Tempatkan tanah liat atau plastisin di atas meja, putar sedikit demi sedikit. 6.
Pijat-pijat bahan hingga mendekati bentuk yang diinginkan secara global. 7. Jika
bahan kurang bisa ditambah, sebaliknya bila berlebih bisa dikurangi. 8.
Sempurnakan bentuk dengan alat bantu, lalu berikan sentuhan akhir dengan
pembentukan detail patung dan dihaluskan.
Alat dan bahan:
1. Tanah liat atau plastisin
2. Air
3. Butsir
Patung termasuk karya tiga dimensi.
Karya tiga dimensi memiliki dimensi panjang, dimensi lebar dan dimensi tinggi
sehingga dapat dilihat dari segala sisi.
karya tiga dimensi memiliki 3 unsur, yaitu titik, garis, dan bidang.
Selain patung, karya seni tiga dimensi yang lain yaitu karya seni gerabah, misalnya
genthong. Genthong adalah karya seni tiga dimensi yang terbuat dari tanah liat.

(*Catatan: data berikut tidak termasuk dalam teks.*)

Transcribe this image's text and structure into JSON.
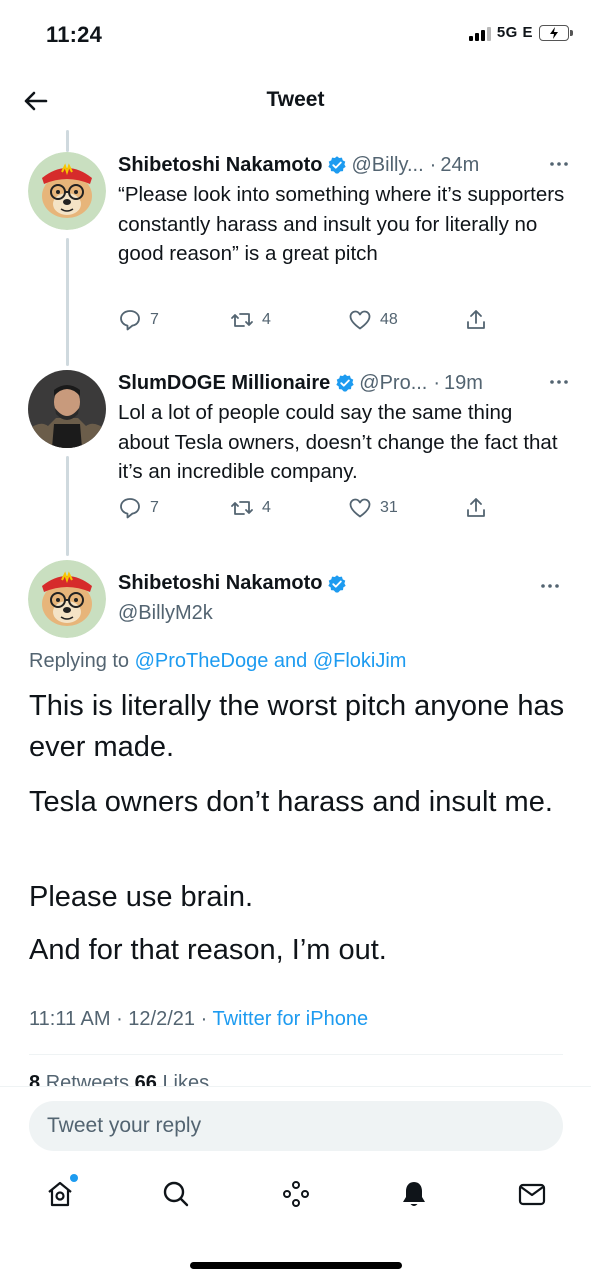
{
  "status_bar": {
    "time": "11:24",
    "network": "5G E"
  },
  "header": {
    "title": "Tweet"
  },
  "thread": [
    {
      "name": "Shibetoshi Nakamoto",
      "handle": "@Billy...",
      "time": "24m",
      "text": "“Please look into something where it’s supporters constantly harass and insult you for literally no good reason” is a great pitch",
      "replies": "7",
      "retweets": "4",
      "likes": "48"
    },
    {
      "name": "SlumDOGE Millionaire",
      "handle": "@Pro...",
      "time": "19m",
      "text": "Lol a lot of people could say the same thing about Tesla owners, doesn’t change the fact that it’s an incredible company.",
      "replies": "7",
      "retweets": "4",
      "likes": "31"
    }
  ],
  "main_tweet": {
    "name": "Shibetoshi Nakamoto",
    "handle": "@BillyM2k",
    "replying_prefix": "Replying to ",
    "replying_user1": "@ProTheDoge",
    "replying_and": " and ",
    "replying_user2": "@FlokiJim",
    "paragraphs": [
      "This is literally the worst pitch anyone has ever made.",
      "Tesla owners don’t harass and insult me.",
      "Please use brain.",
      "And for that reason, I’m out."
    ],
    "timestamp": "11:11 AM · 12/2/21 · ",
    "source": "Twitter for iPhone",
    "retweets_count": "8",
    "retweets_label": "Retweets",
    "likes_count": "66",
    "likes_label": "Likes"
  },
  "reply": {
    "placeholder": "Tweet your reply"
  },
  "tabs": [
    "home-icon",
    "search-icon",
    "spaces-icon",
    "notifications-icon",
    "messages-icon"
  ],
  "colors": {
    "accent": "#1d9bf0",
    "secondary_text": "#536471",
    "text": "#0f1419"
  }
}
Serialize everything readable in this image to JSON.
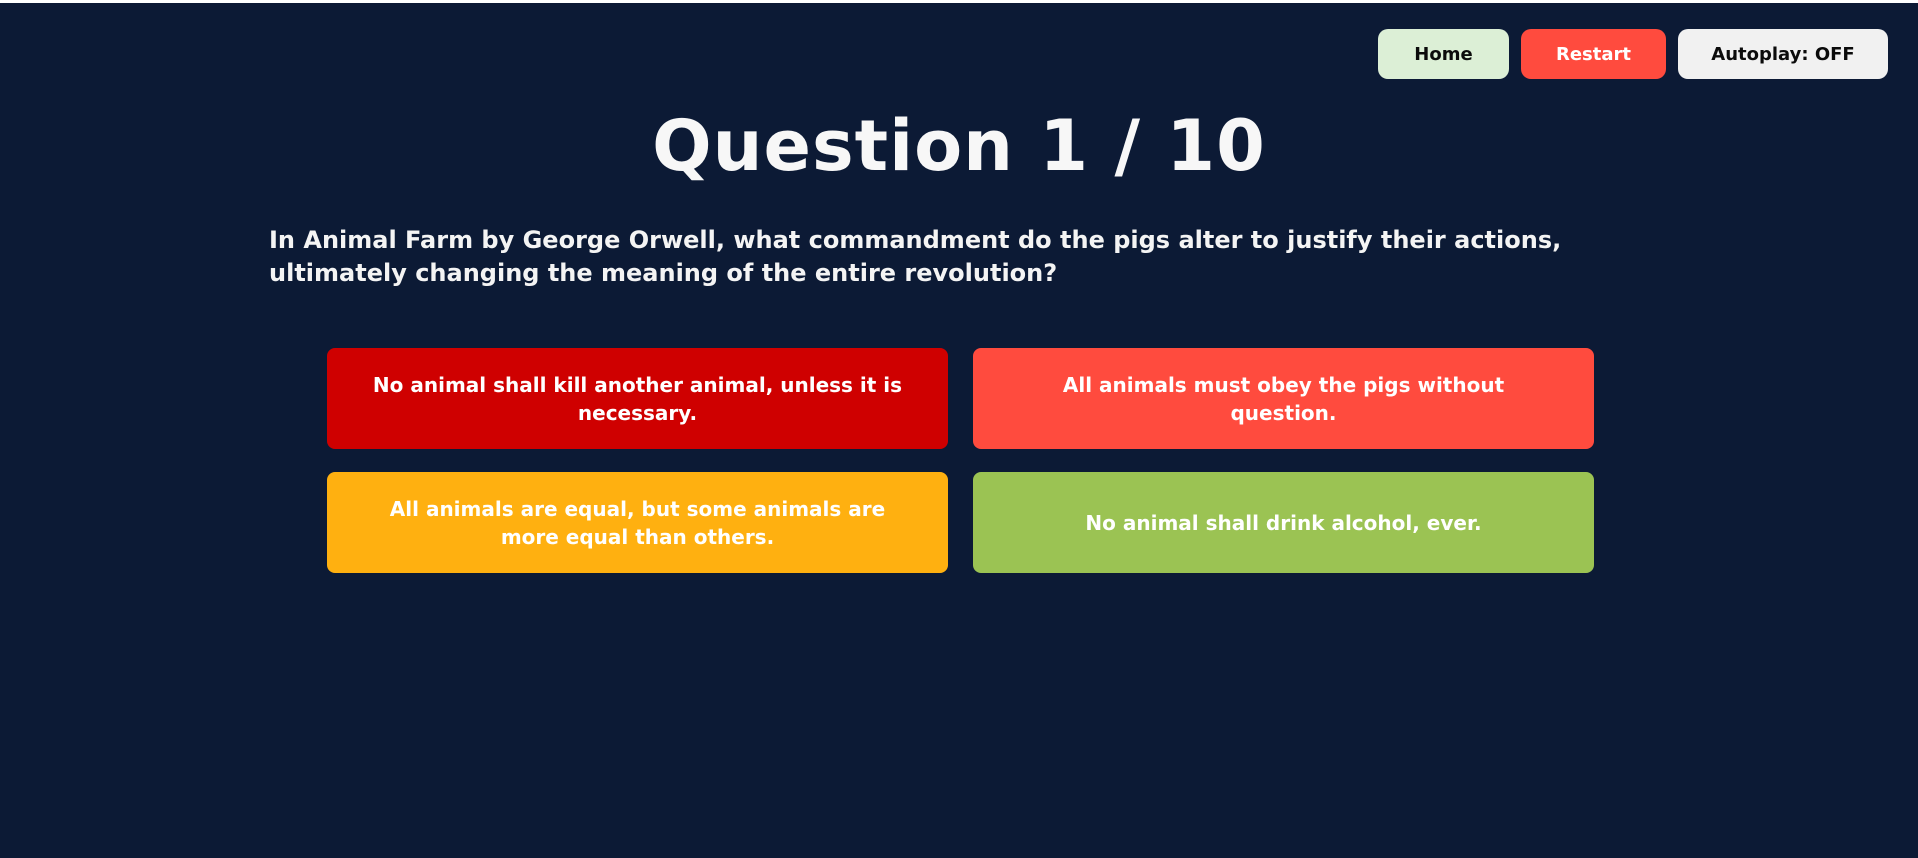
{
  "nav": {
    "home_label": "Home",
    "restart_label": "Restart",
    "autoplay_label": "Autoplay: OFF"
  },
  "quiz": {
    "title": "Question 1 / 10",
    "question": "In Animal Farm by George Orwell, what commandment do the pigs alter to justify their actions, ultimately changing the meaning of the entire revolution?",
    "answers": [
      {
        "label": "No animal shall kill another animal, unless it is necessary.",
        "color": "#cf0000"
      },
      {
        "label": "All animals must obey the pigs without question.",
        "color": "#ff4b3e"
      },
      {
        "label": "All animals are equal, but some animals are more equal than others.",
        "color": "#ffb010"
      },
      {
        "label": "No animal shall drink alcohol, ever.",
        "color": "#9bc353"
      }
    ]
  },
  "colors": {
    "background": "#0c1a35",
    "home_button": "#dcefd6",
    "restart_button": "#ff4b3e",
    "autoplay_button": "#f1f1f1"
  }
}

Bahan lain yang dapat digunakan untuk membuat patung adalah batu, kayu, dan
logam.
Membuat Kreasi Maket Kebun Binatang
Langkah-Langkah Membuat Maket Kebun Binatang
1. Membuat dasar maket
• Potonglah kertas karton yang tebal dengan ukuran panjang 60 cm dan
lebar 40 cm.
• Berilah warna sesuai dengan keinginan.
2. Membuat binatang
• Buatlah beberapa hewan dari kertas manila, kemudian diberi warna.
• Hewan juga bisa dibuat dari plastisin.
3. Membuat pagar
• Buatlah pagar dari kertas/koran bekas yang digulung, kemudian dicat.
• Rangkai kertas gulung tadi membentuk pagar dengan lem.
4. Membuat pohon
• Buatlah pohon dari kertas/koran bekas yang digulung, kemudian dicat.
• Rangkai kertas gulung tadi membentuk pohon dengan daun dengan lem.
5. Memasang binatang, pagar, dan pohon pada dasar maket. Pasanglah
binatang, pagar, dan pohon pada dasar maket dengan menggunakan lem.